Changes I'd make and run locally worked as expected on my dev machine. But when I'd deploy them to production, they wouldn't be there.

More Context

More specifically, I was forked an open source library to make a change I needed.

I then rebuilt the Nuget package, stored it in a local nuget repository source and referenced that local nuget package in my app.

I would run the app locally on my dev machine and, boom, the change works flawlessly.

To move the change to production, I built a new docker image and deployed that new image to the production server.

AHHHH!!! The change wouldn't show up, even though I know I'm running the new image.

The Problem

After many hours of insanity, quite literally trying the same thing over and over expecting different results, I finally realized the cause of my problem.

The Dockerfile I used to build the docker container has no knowledge or access to the local nuget feed on my dev machine.

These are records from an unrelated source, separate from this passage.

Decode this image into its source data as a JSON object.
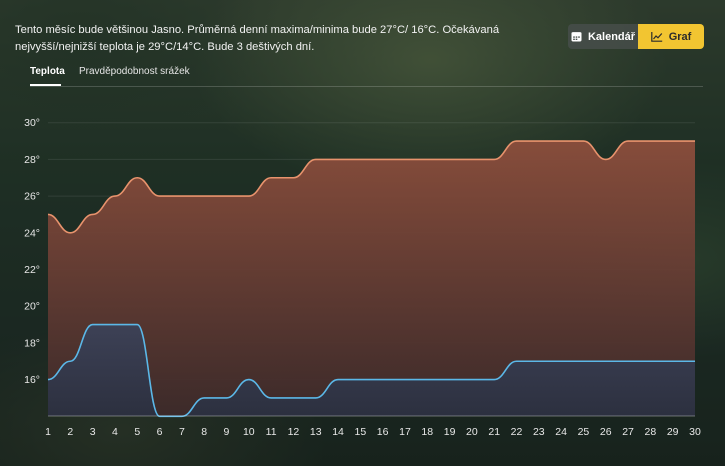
{
  "summary": {
    "text": "Tento měsíc bude většinou Jasno. Průměrná denní maxima/minima bude 27°C/ 16°C. Očekávaná nejvyšší/nejnižší teplota je 29°C/14°C. Bude 3 deštivých dní."
  },
  "view_toggle": {
    "calendar_label": "Kalendář",
    "calendar_icon": "calendar-icon",
    "graph_label": "Graf",
    "graph_icon": "trend-chart-icon",
    "active": "graph",
    "accent_color": "#f2c531"
  },
  "tabs": [
    {
      "label": "Teplota",
      "active": true
    },
    {
      "label": "Pravděpodobnost srážek",
      "active": false
    }
  ],
  "chart_data": {
    "type": "area",
    "x": [
      1,
      2,
      3,
      4,
      5,
      6,
      7,
      8,
      9,
      10,
      11,
      12,
      13,
      14,
      15,
      16,
      17,
      18,
      19,
      20,
      21,
      22,
      23,
      24,
      25,
      26,
      27,
      28,
      29,
      30
    ],
    "x_tick_labels": [
      "1",
      "2",
      "3",
      "4",
      "5",
      "6",
      "7",
      "8",
      "9",
      "10",
      "11",
      "12",
      "13",
      "14",
      "15",
      "16",
      "17",
      "18",
      "19",
      "20",
      "21",
      "22",
      "23",
      "24",
      "25",
      "26",
      "27",
      "28",
      "29",
      "30"
    ],
    "y_tick_labels": [
      "16°",
      "18°",
      "20°",
      "22°",
      "24°",
      "26°",
      "28°",
      "30°"
    ],
    "ylim": [
      14,
      31
    ],
    "grid": true,
    "series": [
      {
        "values": [
          25,
          24,
          25,
          26,
          27,
          26,
          26,
          26,
          26,
          26,
          27,
          27,
          28,
          28,
          28,
          28,
          28,
          28,
          28,
          28,
          28,
          29,
          29,
          29,
          29,
          28,
          29,
          29,
          29,
          29
        ],
        "color": "#e8936d",
        "fill_top": "#8c4e3c",
        "fill_bottom": "#3d2a2a"
      },
      {
        "values": [
          16,
          17,
          19,
          19,
          19,
          14,
          14,
          15,
          15,
          16,
          15,
          15,
          15,
          16,
          16,
          16,
          16,
          16,
          16,
          16,
          16,
          17,
          17,
          17,
          17,
          17,
          17,
          17,
          17,
          17
        ],
        "color": "#5bb8e8",
        "fill_top": "#3c4258",
        "fill_bottom": "#2b3040"
      }
    ]
  }
}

Why did it take so long to realize this?

Because the opensource library I was using is available publicly on nuget.org. And the source of my frustration was that I did NOT, I repeat, I DID NOT, use a different/unique/not-currently-used-on-nuget-dot-org version number (laziness, I guess).

So, everything build without error. But the build process would grab the nuget package from nuget.org which did NOT have my changes that I packaged into the local nuget feed version of the same library.

The Solution

I solved this problem by

  1. Copying the local nuget feed packages to a folder in the root of my git repository.
  2. Adding a COPY instruction to the Dockerfile to ensure that the local nuget packages are availble during the build step of the docker build.
  3. Adding a RUN nuget add source command to add the local nuget feed as a nuget package source during the docker build.

After I made that change, the new docker image work as expected in the production environment.